The Dove marketing campaign, in which amateur models of various body types posed in their skivvies, is part of that same conversation. The advertisements, which started turning heads in 2005, had many women cheering, but the feel-good photos and videos had little to do with the fashion industry and the way it uses fantasy to sell the most mundane products.

The fatter the general population becomes, the thinner the models -- and their starlet stand-ins -- get. That strange correlation raises questions about the relationship between fashion and the culture at large -- a bond that has been simultaneously antagonistic, condescending and reassuring. The fashion industry feeds on a cult of self-criticism and insecurity not because it needs to, but because it can.

Somewhere between the plump amateur models and the hollow-eyed professional ones, fashion may find its sweet spot: a healthy-looking mannequin who can also sell impossible fantasies. Fashion should be about dreams and aspirations. It should not spark resentment.

· New York has a new generation of designers. Names such as Doo-Ri Chung, Peter Lim, Derek Lam, Thakoon Panichgul and Richard Chai are just a few of the talented designers who prove that creativity on Seventh Avenue runs deep. Their ability to balance the intricacies of the business side with the relentless creative demands will be the ongoing story.

The good news is that Chung, winner of this year's CFDA/Vogue Fashion Fund award, will receive a year's worth of business mentoring from Millard "Mickey" Drexler, J. Crew's chairman and chief executive and the man who transformed the Gap into a cultural icon. Lam has taken on the role of creative director at Tod's, the Italian leather-goods house, in addition to tending his own brand. It will make his professional life more demanding, but it will be a financial boon.

The bad news is that Alexandre Plokhov, the designer of Cloak, announced last week that he was closing his business. The menswear designer was honored by the Council of Fashion Designers of America as best new menswear talent in 2005. He brought a bit of rock-and-roll danger to his precisely tailored clothes. His departure from the spotlight serves as a reminder that no matter how glorious the media coverage, these new businesses remain fragile.

· Prada, the most interesting brand in Milan, is once again toying with the possibility of public ownership -- perhaps in 2008. Undoubtedly there are folks who are waiting breathlessly to buy stock in Miuccia Prada's creative vision. But the company will be interesting in 2007 simply because one never knows what might turn up on her runway. Such surprises are rare.

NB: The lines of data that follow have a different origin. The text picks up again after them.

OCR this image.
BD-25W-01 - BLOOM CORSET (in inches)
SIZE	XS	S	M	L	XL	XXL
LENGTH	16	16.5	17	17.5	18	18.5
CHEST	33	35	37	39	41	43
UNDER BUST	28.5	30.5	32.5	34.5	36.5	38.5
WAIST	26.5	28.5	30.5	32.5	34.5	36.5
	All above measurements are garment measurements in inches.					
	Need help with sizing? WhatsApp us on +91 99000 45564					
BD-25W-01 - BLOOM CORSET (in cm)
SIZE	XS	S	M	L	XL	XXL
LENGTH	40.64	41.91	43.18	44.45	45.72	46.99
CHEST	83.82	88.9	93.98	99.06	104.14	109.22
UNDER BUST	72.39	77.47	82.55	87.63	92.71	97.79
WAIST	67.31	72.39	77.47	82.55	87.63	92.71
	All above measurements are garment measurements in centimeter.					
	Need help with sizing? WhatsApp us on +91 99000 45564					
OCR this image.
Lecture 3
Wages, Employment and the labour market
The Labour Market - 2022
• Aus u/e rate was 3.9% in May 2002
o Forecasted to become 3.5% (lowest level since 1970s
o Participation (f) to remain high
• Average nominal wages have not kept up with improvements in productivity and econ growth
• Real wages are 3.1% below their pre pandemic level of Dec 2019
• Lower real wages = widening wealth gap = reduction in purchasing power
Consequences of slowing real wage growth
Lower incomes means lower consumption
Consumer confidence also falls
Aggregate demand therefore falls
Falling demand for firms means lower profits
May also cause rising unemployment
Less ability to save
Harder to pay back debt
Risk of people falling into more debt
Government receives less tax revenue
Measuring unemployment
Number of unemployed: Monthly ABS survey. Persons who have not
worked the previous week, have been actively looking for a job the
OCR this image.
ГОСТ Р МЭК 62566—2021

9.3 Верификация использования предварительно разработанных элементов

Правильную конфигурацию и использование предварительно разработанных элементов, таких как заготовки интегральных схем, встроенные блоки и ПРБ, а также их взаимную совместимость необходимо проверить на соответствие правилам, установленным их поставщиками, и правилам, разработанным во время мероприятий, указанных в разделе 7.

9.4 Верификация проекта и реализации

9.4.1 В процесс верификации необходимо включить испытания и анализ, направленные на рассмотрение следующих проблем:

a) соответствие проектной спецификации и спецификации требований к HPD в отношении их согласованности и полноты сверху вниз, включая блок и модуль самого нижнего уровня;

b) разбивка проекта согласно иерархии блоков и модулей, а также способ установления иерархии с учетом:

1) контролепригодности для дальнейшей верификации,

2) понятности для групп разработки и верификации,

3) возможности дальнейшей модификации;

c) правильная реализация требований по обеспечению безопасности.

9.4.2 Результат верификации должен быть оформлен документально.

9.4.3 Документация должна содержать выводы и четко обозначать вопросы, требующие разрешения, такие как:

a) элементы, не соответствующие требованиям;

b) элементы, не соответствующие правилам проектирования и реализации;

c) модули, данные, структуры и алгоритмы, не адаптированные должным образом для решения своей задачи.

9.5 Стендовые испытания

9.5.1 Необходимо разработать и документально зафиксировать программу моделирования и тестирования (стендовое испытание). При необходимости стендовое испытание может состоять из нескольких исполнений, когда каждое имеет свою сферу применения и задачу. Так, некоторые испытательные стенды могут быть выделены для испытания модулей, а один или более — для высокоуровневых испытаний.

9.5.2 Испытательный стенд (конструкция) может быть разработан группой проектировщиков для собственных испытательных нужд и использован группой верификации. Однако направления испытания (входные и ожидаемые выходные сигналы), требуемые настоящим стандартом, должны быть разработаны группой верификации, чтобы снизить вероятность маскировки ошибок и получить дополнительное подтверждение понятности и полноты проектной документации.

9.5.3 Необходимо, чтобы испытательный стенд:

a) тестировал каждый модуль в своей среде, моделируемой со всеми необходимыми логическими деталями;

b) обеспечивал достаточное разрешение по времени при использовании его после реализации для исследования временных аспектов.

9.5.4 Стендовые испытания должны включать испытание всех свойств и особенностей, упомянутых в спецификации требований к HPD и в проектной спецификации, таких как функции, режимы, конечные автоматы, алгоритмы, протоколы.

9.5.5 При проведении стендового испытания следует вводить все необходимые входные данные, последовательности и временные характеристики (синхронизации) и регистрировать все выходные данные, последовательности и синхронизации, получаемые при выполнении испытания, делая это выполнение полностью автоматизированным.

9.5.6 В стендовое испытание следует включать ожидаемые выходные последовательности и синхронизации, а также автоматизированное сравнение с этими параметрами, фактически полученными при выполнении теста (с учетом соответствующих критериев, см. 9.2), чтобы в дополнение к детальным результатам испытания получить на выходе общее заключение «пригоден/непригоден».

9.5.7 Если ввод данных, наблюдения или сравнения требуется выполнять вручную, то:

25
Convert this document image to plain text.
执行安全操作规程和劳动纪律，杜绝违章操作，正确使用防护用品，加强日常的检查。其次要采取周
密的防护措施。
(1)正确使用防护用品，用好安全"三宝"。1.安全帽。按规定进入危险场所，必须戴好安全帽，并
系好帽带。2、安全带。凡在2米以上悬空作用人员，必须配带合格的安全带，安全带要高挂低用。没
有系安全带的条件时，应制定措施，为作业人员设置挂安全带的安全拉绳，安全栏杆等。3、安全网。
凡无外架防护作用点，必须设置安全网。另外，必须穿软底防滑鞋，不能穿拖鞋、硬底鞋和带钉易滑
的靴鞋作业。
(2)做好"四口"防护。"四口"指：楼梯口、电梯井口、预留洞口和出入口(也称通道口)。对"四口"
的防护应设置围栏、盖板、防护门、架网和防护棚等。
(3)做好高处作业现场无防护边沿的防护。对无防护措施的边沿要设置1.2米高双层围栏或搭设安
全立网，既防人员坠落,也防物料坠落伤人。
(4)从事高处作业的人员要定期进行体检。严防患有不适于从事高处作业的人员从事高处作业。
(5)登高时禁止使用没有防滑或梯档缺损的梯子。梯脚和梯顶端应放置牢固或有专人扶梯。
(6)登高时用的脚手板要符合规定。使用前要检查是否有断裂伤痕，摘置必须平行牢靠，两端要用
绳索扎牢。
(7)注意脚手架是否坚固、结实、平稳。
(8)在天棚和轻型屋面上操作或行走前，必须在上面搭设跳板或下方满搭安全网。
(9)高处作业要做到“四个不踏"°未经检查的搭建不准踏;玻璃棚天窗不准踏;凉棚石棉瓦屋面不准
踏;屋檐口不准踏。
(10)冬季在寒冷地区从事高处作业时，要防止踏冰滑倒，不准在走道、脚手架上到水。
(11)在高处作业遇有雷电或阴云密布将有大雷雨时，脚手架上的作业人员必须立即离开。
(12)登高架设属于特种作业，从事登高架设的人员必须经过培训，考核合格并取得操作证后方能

· Designer Tom Ford debuted Black Orchid, his first fragrance, in 2006. Packaged in a black bottle with gold trim, the scent is floral but not sweet. The former Gucci and Yves Saint Laurent designer has been adept at keeping his name in the spotlight as he readies for the launch of his first signature clothing collection. He is scheduled to unveil his menswear line in 2007. His name already adorns the blacked-out windows of a building on New York's Madison Avenue that will house his first boutique.

· "Project Runway" hit its stride in 2006 with host Heidi Klum, judges Michael Kors and Nina Garcia, and style counselor Tim Gunn becoming bona fide celebrities. The story lines have been captivating, and the fans are rabid. All that's left is for one of the winners -- or even one of the other contestants -- to become a breakout Seventh Avenue star.